Six Scandinavian cases of Jaccoud's syndrome, resulting from systemic lupus erythematosus (SLE) are described; 1 patient suffered from both SLE and rheumatoid arthritis (RA). Clinically, the patients showed hand deformities similar to those of RA with pronounced ulnar deviation and swan-neck configuration. Clinically, however, the hands in cases of Jaccoud's syndrome differ from those in RA because the deformities develop more slowly, without much pain, and hand function is well-preserved. Radiologically, subluxation develops in the metacarpophalangeal joints without the typical rheumatoid joint-associated osseous destruction. The presence of erosions and hooks are exceptional and, if present, they are not typical of RA. It is important that Jaccoud's syndrome be recognized and differentiated from RA because an incorrect diagnosis could lead to a choice of therapy inappropriate for patients with SLE.

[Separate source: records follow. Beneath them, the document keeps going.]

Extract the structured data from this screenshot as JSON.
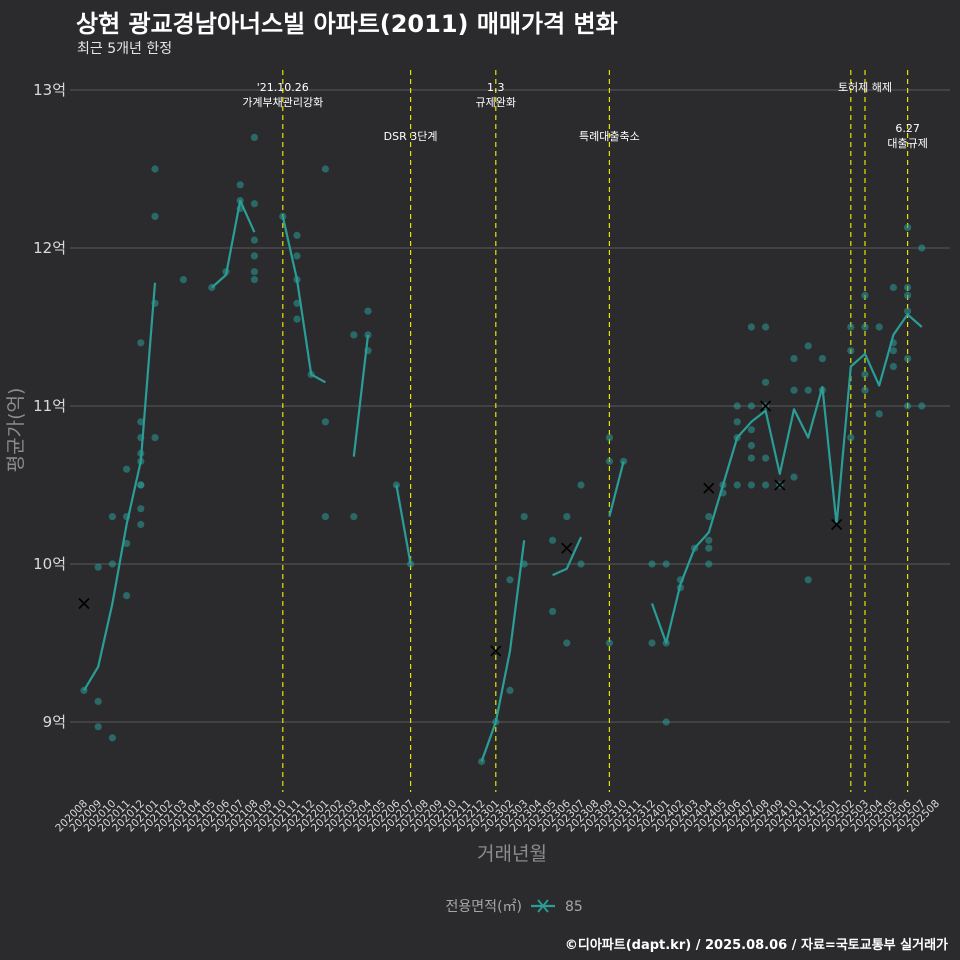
{
  "header": {
    "title": "상현 광교경남아너스빌 아파트(2011) 매매가격 변화",
    "subtitle": "최근 5개년 한정"
  },
  "footer": {
    "caption": "©디아파트(dapt.kr) / 2025.08.06 / 자료=국토교통부 실거래가"
  },
  "colors": {
    "background": "#2b2b2d",
    "series": "#2a9d97",
    "grid": "#5a5a5a",
    "event_line": "#e8e400"
  },
  "chart_data": {
    "type": "line",
    "xlabel": "거래년월",
    "ylabel": "평균가(억)",
    "ylim": [
      8.55,
      13.1
    ],
    "yticks": [
      9,
      10,
      11,
      12,
      13
    ],
    "ytick_labels": [
      "9억",
      "10억",
      "11억",
      "12억",
      "13억"
    ],
    "grid": true,
    "categories": [
      "202008",
      "202009",
      "202010",
      "202011",
      "202012",
      "202101",
      "202102",
      "202103",
      "202104",
      "202105",
      "202106",
      "202107",
      "202108",
      "202109",
      "202110",
      "202111",
      "202112",
      "202201",
      "202202",
      "202203",
      "202204",
      "202205",
      "202206",
      "202207",
      "202208",
      "202209",
      "202210",
      "202211",
      "202212",
      "202301",
      "202302",
      "202303",
      "202304",
      "202305",
      "202306",
      "202307",
      "202308",
      "202309",
      "202310",
      "202311",
      "202312",
      "202401",
      "202402",
      "202403",
      "202404",
      "202405",
      "202406",
      "202407",
      "202408",
      "202409",
      "202410",
      "202411",
      "202412",
      "202501",
      "202502",
      "202503",
      "202504",
      "202505",
      "202506",
      "202507",
      "202508"
    ],
    "events": [
      {
        "x": 14.0,
        "label": "'21.10.26\n가계부채관리강화",
        "row": 0
      },
      {
        "x": 23.0,
        "label": "DSR 3단계",
        "row": 1
      },
      {
        "x": 29.0,
        "label": "1.3\n규제완화",
        "row": 0
      },
      {
        "x": 37.0,
        "label": "특례대출축소",
        "row": 1
      },
      {
        "x": 54.0,
        "label": "",
        "row": 0
      },
      {
        "x": 55.0,
        "label": "토허제 해제",
        "row": 0
      },
      {
        "x": 58.0,
        "label": "6.27\n대출규제",
        "row": 2
      }
    ],
    "series": [
      {
        "name": "85",
        "line_segments": [
          [
            [
              0,
              9.2
            ],
            [
              1,
              9.35
            ],
            [
              2,
              9.75
            ],
            [
              3,
              10.25
            ],
            [
              4,
              10.65
            ],
            [
              5,
              11.78
            ]
          ],
          [
            [
              9,
              11.75
            ],
            [
              10,
              11.83
            ],
            [
              11,
              12.3
            ],
            [
              12,
              12.1
            ]
          ],
          [
            [
              14,
              12.2
            ],
            [
              15,
              11.8
            ],
            [
              16,
              11.2
            ],
            [
              17,
              11.15
            ]
          ],
          [
            [
              19,
              10.68
            ],
            [
              20,
              11.45
            ]
          ],
          [
            [
              22,
              10.5
            ],
            [
              23,
              10.0
            ]
          ],
          [
            [
              28,
              8.75
            ],
            [
              29,
              9.0
            ],
            [
              30,
              9.45
            ],
            [
              31,
              10.15
            ]
          ],
          [
            [
              33,
              9.93
            ],
            [
              34,
              9.97
            ],
            [
              35,
              10.17
            ]
          ],
          [
            [
              37,
              10.3
            ],
            [
              38,
              10.65
            ]
          ],
          [
            [
              40,
              9.75
            ],
            [
              41,
              9.5
            ],
            [
              42,
              9.87
            ],
            [
              43,
              10.1
            ],
            [
              44,
              10.2
            ],
            [
              45,
              10.5
            ],
            [
              46,
              10.8
            ],
            [
              47,
              10.9
            ],
            [
              48,
              10.97
            ],
            [
              49,
              10.57
            ],
            [
              50,
              10.98
            ],
            [
              51,
              10.8
            ],
            [
              52,
              11.12
            ],
            [
              53,
              10.25
            ],
            [
              54,
              11.25
            ],
            [
              55,
              11.33
            ],
            [
              56,
              11.13
            ],
            [
              57,
              11.45
            ],
            [
              58,
              11.58
            ],
            [
              59,
              11.5
            ]
          ]
        ],
        "points": [
          [
            0,
            9.2
          ],
          [
            1,
            9.98
          ],
          [
            1,
            9.13
          ],
          [
            1,
            8.97
          ],
          [
            2,
            10.3
          ],
          [
            2,
            10.0
          ],
          [
            2,
            8.9
          ],
          [
            3,
            10.6
          ],
          [
            3,
            10.3
          ],
          [
            3,
            10.13
          ],
          [
            3,
            9.8
          ],
          [
            4,
            11.4
          ],
          [
            4,
            10.9
          ],
          [
            4,
            10.8
          ],
          [
            4,
            10.7
          ],
          [
            4,
            10.65
          ],
          [
            4,
            10.5
          ],
          [
            4,
            10.5
          ],
          [
            4,
            10.35
          ],
          [
            4,
            10.25
          ],
          [
            5,
            12.5
          ],
          [
            5,
            12.2
          ],
          [
            5,
            11.65
          ],
          [
            5,
            10.8
          ],
          [
            7,
            11.8
          ],
          [
            9,
            11.75
          ],
          [
            10,
            11.85
          ],
          [
            11,
            12.4
          ],
          [
            11,
            12.3
          ],
          [
            11,
            12.25
          ],
          [
            12,
            12.7
          ],
          [
            12,
            12.28
          ],
          [
            12,
            12.05
          ],
          [
            12,
            11.95
          ],
          [
            12,
            11.85
          ],
          [
            12,
            11.8
          ],
          [
            14,
            12.2
          ],
          [
            15,
            12.08
          ],
          [
            15,
            11.95
          ],
          [
            15,
            11.8
          ],
          [
            15,
            11.65
          ],
          [
            15,
            11.55
          ],
          [
            16,
            11.2
          ],
          [
            17,
            12.5
          ],
          [
            17,
            10.9
          ],
          [
            17,
            10.3
          ],
          [
            19,
            11.45
          ],
          [
            19,
            10.3
          ],
          [
            20,
            11.6
          ],
          [
            20,
            11.45
          ],
          [
            20,
            11.35
          ],
          [
            22,
            10.5
          ],
          [
            23,
            10.0
          ],
          [
            28,
            8.75
          ],
          [
            29,
            9.0
          ],
          [
            30,
            9.2
          ],
          [
            30,
            9.9
          ],
          [
            31,
            10.3
          ],
          [
            31,
            10.0
          ],
          [
            33,
            10.15
          ],
          [
            33,
            9.7
          ],
          [
            34,
            10.3
          ],
          [
            34,
            9.5
          ],
          [
            35,
            10.5
          ],
          [
            35,
            10.0
          ],
          [
            37,
            10.8
          ],
          [
            37,
            10.65
          ],
          [
            37,
            9.5
          ],
          [
            38,
            10.65
          ],
          [
            40,
            10.0
          ],
          [
            40,
            9.5
          ],
          [
            41,
            10.0
          ],
          [
            41,
            9.5
          ],
          [
            41,
            9.0
          ],
          [
            42,
            9.9
          ],
          [
            42,
            9.85
          ],
          [
            43,
            10.1
          ],
          [
            44,
            10.3
          ],
          [
            44,
            10.15
          ],
          [
            44,
            10.1
          ],
          [
            44,
            10.0
          ],
          [
            45,
            10.5
          ],
          [
            45,
            10.45
          ],
          [
            46,
            11.0
          ],
          [
            46,
            10.9
          ],
          [
            46,
            10.8
          ],
          [
            46,
            10.5
          ],
          [
            47,
            11.5
          ],
          [
            47,
            11.0
          ],
          [
            47,
            10.85
          ],
          [
            47,
            10.75
          ],
          [
            47,
            10.67
          ],
          [
            47,
            10.5
          ],
          [
            48,
            11.5
          ],
          [
            48,
            11.15
          ],
          [
            48,
            11.0
          ],
          [
            48,
            10.67
          ],
          [
            48,
            10.5
          ],
          [
            49,
            10.5
          ],
          [
            50,
            11.3
          ],
          [
            50,
            11.1
          ],
          [
            50,
            10.55
          ],
          [
            51,
            11.38
          ],
          [
            51,
            11.1
          ],
          [
            51,
            9.9
          ],
          [
            52,
            11.3
          ],
          [
            52,
            11.1
          ],
          [
            54,
            11.5
          ],
          [
            54,
            11.35
          ],
          [
            54,
            10.8
          ],
          [
            55,
            11.7
          ],
          [
            55,
            11.5
          ],
          [
            55,
            11.2
          ],
          [
            55,
            11.1
          ],
          [
            56,
            11.5
          ],
          [
            56,
            10.95
          ],
          [
            57,
            11.75
          ],
          [
            57,
            11.4
          ],
          [
            57,
            11.35
          ],
          [
            57,
            11.25
          ],
          [
            58,
            12.13
          ],
          [
            58,
            11.75
          ],
          [
            58,
            11.7
          ],
          [
            58,
            11.6
          ],
          [
            58,
            11.3
          ],
          [
            58,
            11.0
          ],
          [
            59,
            12.0
          ],
          [
            59,
            11.0
          ]
        ],
        "markers": [
          [
            0,
            9.75
          ],
          [
            29,
            9.45
          ],
          [
            34,
            10.1
          ],
          [
            44,
            10.48
          ],
          [
            48,
            11.0
          ],
          [
            49,
            10.5
          ],
          [
            53,
            10.25
          ]
        ]
      }
    ],
    "legend": {
      "title": "전용면적(㎡)",
      "position": "bottom",
      "entries": [
        "85"
      ]
    }
  }
}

本文描述了6例由系统性红斑狼疮(SLE)引起的雅库德综合征的斯堪的纳维亚病例;1例患者同时患有SLE和类风湿关节炎(RA)。临床上,患者表现出与RA相似的手部畸形,尺侧偏斜和天鹅颈畸形明显。然而,临床上,雅库德综合征患者的手部与RA患者的手部不同,因为畸形发展较慢,疼痛不明显,手部功能保存良好。放射学上,掌指关节半脱位,但没有典型的类风湿关节相关骨质破坏。侵蚀和钩状骨赘的出现较为罕见,即使出现,也不是RA的典型表现。认识并区分雅库德综合征和RA很重要,因为错误的诊断可能导致选择不适合SLE患者的治疗方法。